Of the isoform regulatory mechanisms conferred by UTRs, one most relevant to axon regeneration may be targeting of mRNAs to the axon via zipcode motifs. For example, L1cam and beta-1-integrin (Itgb1)promote axonal growth in CNS injury models. However, gene therapy strategies using them might fail because the transcript in question does not target appropriately within the neuron to promote axon growth^60,84. How are transcripts targeted to specific subcellular locations in neurons? Transcripts are targeted by ‘zipcodes’ which are sequences found in the 3′ UTR that enable mRNA trafficking proteins, such as zipcode binding protein 1 (Zbp1) and poly(rC) binding protein 1 (Pcbp1 aka: heterogeneous nuclear ribonucleoproteinE1; hnRNP), which bind and shuttle the transcript to the area of the cell where it will be translated^73,85. One of the first characterized zipcode motifs and mRNA binding proteins involved in neuronal process transcript targeting was demonstrated in the cytoskeletal protein component beta actin (Actb)^86,87. Actb targeting relies on a relatively short nucleotide motif (~40–55 base pairs in length) and disruption of transcript targeting by mutating the nucleotide motif alters cytoskeletal organization⁸⁷. Identifying additional zipcodes is challenging because methods have relied primarily on alignment, examination of conserved sequences, and mutation or deletion analysis. This is where using RNA-Seq becomes advantageous because if the targeting of individual isoforms is to be understood, then the sequence identity has to be recovered⁸⁸. Predicting motifs that can target a transcript to the axon will allow for future gene therapy approaches to appropriately target growth promoting transcripts to the growth cone of injured axons and perhaps facilitate meaningful regeneration.
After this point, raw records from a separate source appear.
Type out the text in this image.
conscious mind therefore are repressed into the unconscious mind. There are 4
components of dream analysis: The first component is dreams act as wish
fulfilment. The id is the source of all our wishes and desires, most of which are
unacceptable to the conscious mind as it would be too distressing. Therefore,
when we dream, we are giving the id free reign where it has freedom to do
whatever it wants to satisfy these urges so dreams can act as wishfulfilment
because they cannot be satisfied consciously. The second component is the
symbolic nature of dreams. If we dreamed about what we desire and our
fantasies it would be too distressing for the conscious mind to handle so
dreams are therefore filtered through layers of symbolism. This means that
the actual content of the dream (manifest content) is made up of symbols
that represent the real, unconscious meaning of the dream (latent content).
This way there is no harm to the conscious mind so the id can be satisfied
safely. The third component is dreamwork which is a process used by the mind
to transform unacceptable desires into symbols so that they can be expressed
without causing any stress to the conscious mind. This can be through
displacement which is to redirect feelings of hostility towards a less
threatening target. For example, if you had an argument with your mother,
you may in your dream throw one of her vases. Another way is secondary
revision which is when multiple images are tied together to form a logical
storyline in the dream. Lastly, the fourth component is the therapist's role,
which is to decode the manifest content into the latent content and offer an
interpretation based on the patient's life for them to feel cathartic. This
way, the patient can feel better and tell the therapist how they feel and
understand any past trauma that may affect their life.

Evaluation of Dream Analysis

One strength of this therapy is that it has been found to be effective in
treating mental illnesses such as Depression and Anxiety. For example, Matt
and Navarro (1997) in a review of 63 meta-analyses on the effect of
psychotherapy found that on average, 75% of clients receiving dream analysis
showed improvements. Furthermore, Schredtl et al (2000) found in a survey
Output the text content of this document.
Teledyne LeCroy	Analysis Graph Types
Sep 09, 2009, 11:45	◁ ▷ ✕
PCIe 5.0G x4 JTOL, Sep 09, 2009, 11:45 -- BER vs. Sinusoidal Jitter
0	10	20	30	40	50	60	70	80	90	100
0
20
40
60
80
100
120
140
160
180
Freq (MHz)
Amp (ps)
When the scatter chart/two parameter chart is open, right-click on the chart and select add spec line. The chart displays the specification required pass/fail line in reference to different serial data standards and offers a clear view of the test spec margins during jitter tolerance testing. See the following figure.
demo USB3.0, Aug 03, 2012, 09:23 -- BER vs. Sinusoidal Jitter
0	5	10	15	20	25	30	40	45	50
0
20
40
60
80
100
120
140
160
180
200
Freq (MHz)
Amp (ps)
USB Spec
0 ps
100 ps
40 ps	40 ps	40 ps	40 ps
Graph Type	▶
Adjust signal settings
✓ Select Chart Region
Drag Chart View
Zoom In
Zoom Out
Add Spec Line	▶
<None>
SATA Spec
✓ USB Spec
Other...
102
In summary, to fully understand neuronal specific gene expression and the mechanisms that regulate differential isoform expression between neuronal subtypes, we need to understand the full repertoire of transcripts expressed from each gene; a new technology, RNA-Seq, makes this possible. With this technology we now have the ability to precisely define the isoforms expressed within specific neuronal populations, examine their sequences for changes in the 5′ or 3′ UTRs which may alter TSS, transcript expression regulation, and examine changes in the CDS which may affect functional domains in the protein. Since these alterations in mRNAs generated from the same gene loci may affect function, they are necessary to consider during the elucidation of cell type specific isoform function. Applying RNA-Seq to the question of axon regeneration will undoubtedly increase our ability to define the isoforms relevant to axonal growth and our ability to understand the regulation of ‘regenerating’ versus ‘non-regenerating’ neurons.